L’assassinat d’un influenceur conservateur dans l’Utah la semaine dernière alimente une inquiétude croissante aux États-Unis : une vaste majorité d’électeurs s’attend à une escalade de la violence politique dans les mois à venir.
Selon un récent sondage Rasmussen, partagé ce mercredi, 85 % des électeurs probables anticipent une augmentation de la violence politique. Près de la moitié d’entre eux (48 %) estiment qu’une telle escalade est « très probable ». Ces résultats marquent une nette progression des préoccupations, alors qu’une enquête similaire menée en juin, après la fusillade visant la présidente démocrate de l’Assemblée du Minnesota, Melissa Hortman, révélait déjà que 78 % des électeurs s’attendaient à une recrudescence de la violence.
Le sondage révèle également un consensus bipartisan sur cette question : 87 % des électeurs démocrates et républicains s’accordent sur la probabilité d’une augmentation de la violence politique.

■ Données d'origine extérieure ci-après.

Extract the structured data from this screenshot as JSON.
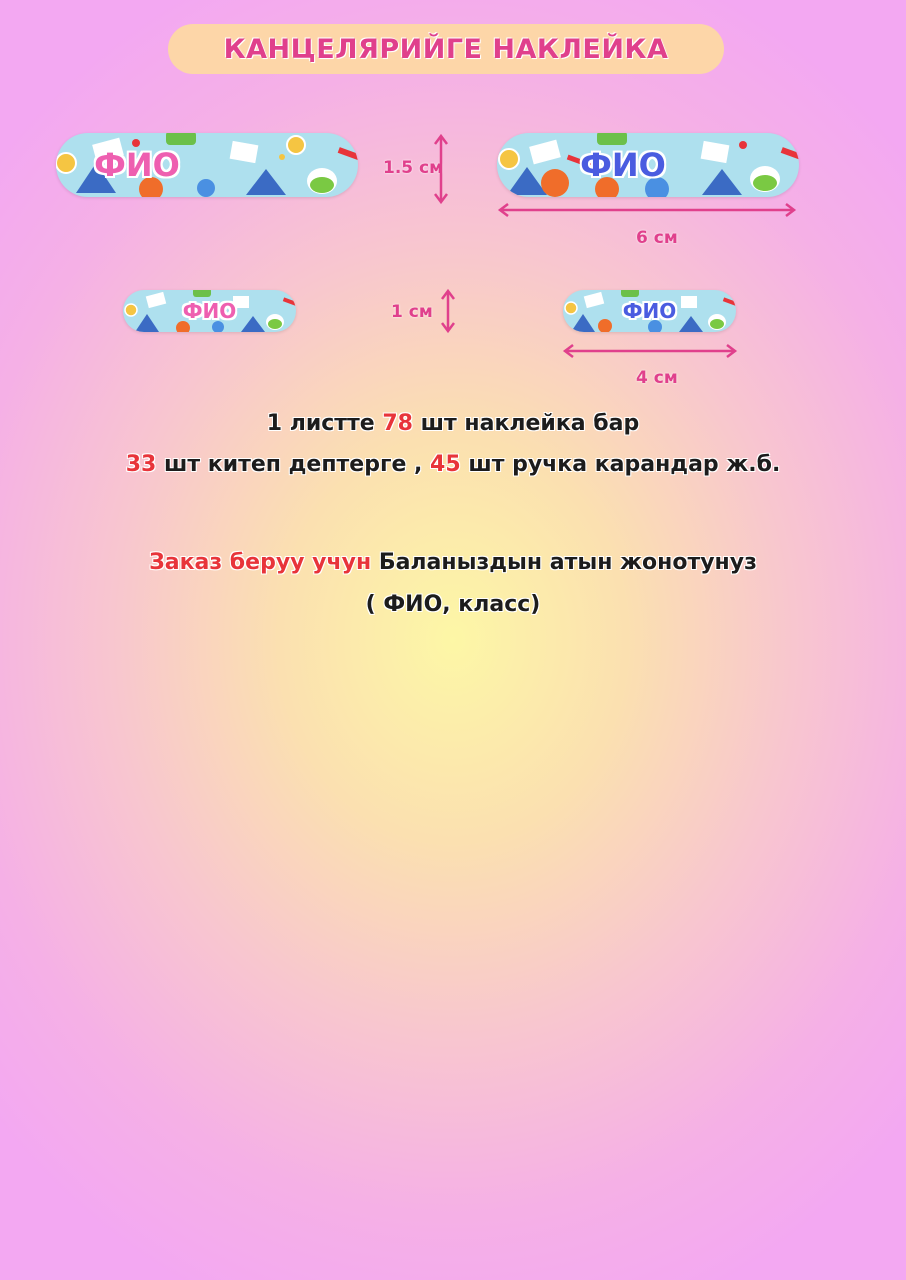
{
  "title": "КАНЦЕЛЯРИЙГЕ НАКЛЕЙКА",
  "stickers": {
    "large_pink": "ФИО",
    "large_blue": "ФИО",
    "small_pink": "ФИО",
    "small_blue": "ФИО"
  },
  "dimensions": {
    "large_height": "1.5 см",
    "large_width": "6 см",
    "small_height": "1 см",
    "small_width": "4 см"
  },
  "info": {
    "line1": {
      "a": "1 листте ",
      "b": "78",
      "c": " шт наклейка бар"
    },
    "line2": {
      "a": "33",
      "b": " шт китеп дептерге , ",
      "c": "45",
      "d": " шт ручка карандар ж.б."
    },
    "line3": {
      "a": "Заказ беруу учун",
      "b": " Баланыздын атын жонотунуз"
    },
    "line4": "( ФИО, класс)"
  },
  "colors": {
    "accent_pink": "#e0408c",
    "accent_red": "#e8343a",
    "title_pill": "#fdd6a8",
    "sticker_bg": "#aee0ee",
    "fio_pink": "#ee5fb0",
    "fio_blue": "#4a5ce0"
  }
}
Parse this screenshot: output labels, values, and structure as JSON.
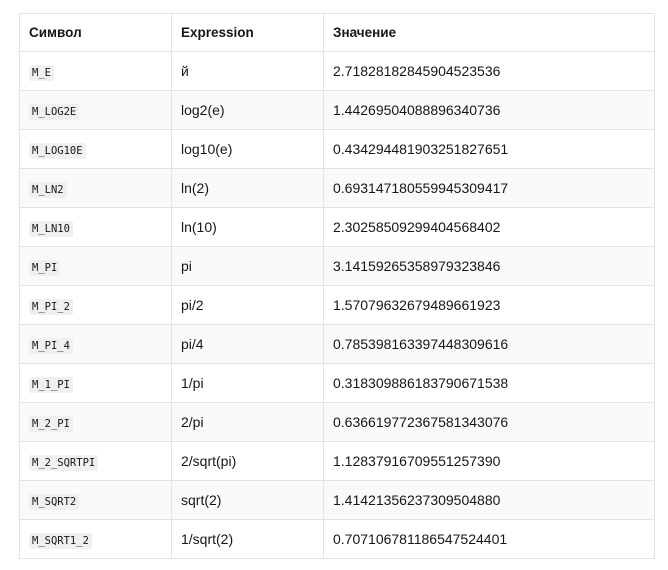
{
  "table": {
    "headers": {
      "symbol": "Символ",
      "expression": "Expression",
      "value": "Значение"
    },
    "rows": [
      {
        "symbol": "M_E",
        "expression": "й",
        "value": "2.71828182845904523536"
      },
      {
        "symbol": "M_LOG2E",
        "expression": "log2(e)",
        "value": "1.44269504088896340736"
      },
      {
        "symbol": "M_LOG10E",
        "expression": "log10(e)",
        "value": "0.434294481903251827651"
      },
      {
        "symbol": "M_LN2",
        "expression": "ln(2)",
        "value": "0.693147180559945309417"
      },
      {
        "symbol": "M_LN10",
        "expression": "ln(10)",
        "value": "2.30258509299404568402"
      },
      {
        "symbol": "M_PI",
        "expression": "pi",
        "value": "3.14159265358979323846"
      },
      {
        "symbol": "M_PI_2",
        "expression": "pi/2",
        "value": "1.57079632679489661923"
      },
      {
        "symbol": "M_PI_4",
        "expression": "pi/4",
        "value": "0.785398163397448309616"
      },
      {
        "symbol": "M_1_PI",
        "expression": "1/pi",
        "value": "0.318309886183790671538"
      },
      {
        "symbol": "M_2_PI",
        "expression": "2/pi",
        "value": "0.636619772367581343076"
      },
      {
        "symbol": "M_2_SQRTPI",
        "expression": "2/sqrt(pi)",
        "value": "1.12837916709551257390"
      },
      {
        "symbol": "M_SQRT2",
        "expression": "sqrt(2)",
        "value": "1.41421356237309504880"
      },
      {
        "symbol": "M_SQRT1_2",
        "expression": "1/sqrt(2)",
        "value": "0.707106781186547524401"
      }
    ]
  }
}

Interrogés sur les causes de cette tension, les électeurs pointent du doigt la « rhétorique politique exacerbée ». 46 % d’entre eux la considèrent comme le principal facteur d’augmentation de la violence, contre 28 % qui imputent la responsabilité à la facilité d’accès aux armes à feu. L’agresseur présumé, Tyler Robinson, avait utilisé le fusil de son grand-père pour tirer sur Charlie Kirk depuis le toit de l’Université de l’Utah Valley, à une distance estimée entre 175 et 200 mètres de l’endroit où le cofondateur de Turning Point USA s’exprimait lors d’un rassemblement.
Seulement 19 % des personnes interrogées estiment que la « maladie mentale » est un facteur déterminant.
Le sondage souligne également que 86 % des électeurs estiment que la violence politique est une conséquence directe de la diabolisation systématique de ceux qui ne partagent pas les mêmes opinions, et ce, « jour après jour, année après année, de la manière la plus haineuse et la plus méprisante possible », selon les termes employés dans l’enquête.
L’assassinat de Charlie Kirk a exacerbé les divisions et la rhétorique politique virulente aux États-Unis, particulièrement à gauche, selon le sondeur John Zogby. Il affirme qu’il existe une « ligne directe » entre le mouvement progressiste et cette attaque. Des médias de gauche, comme CNN, ont tenté de minimiser les liens entre les déclarations incendiaires de certains politiciens et influenceurs et la mort de Charlie Kirk, mais les preuves présentées par ses partisans se sont avérées incontestables.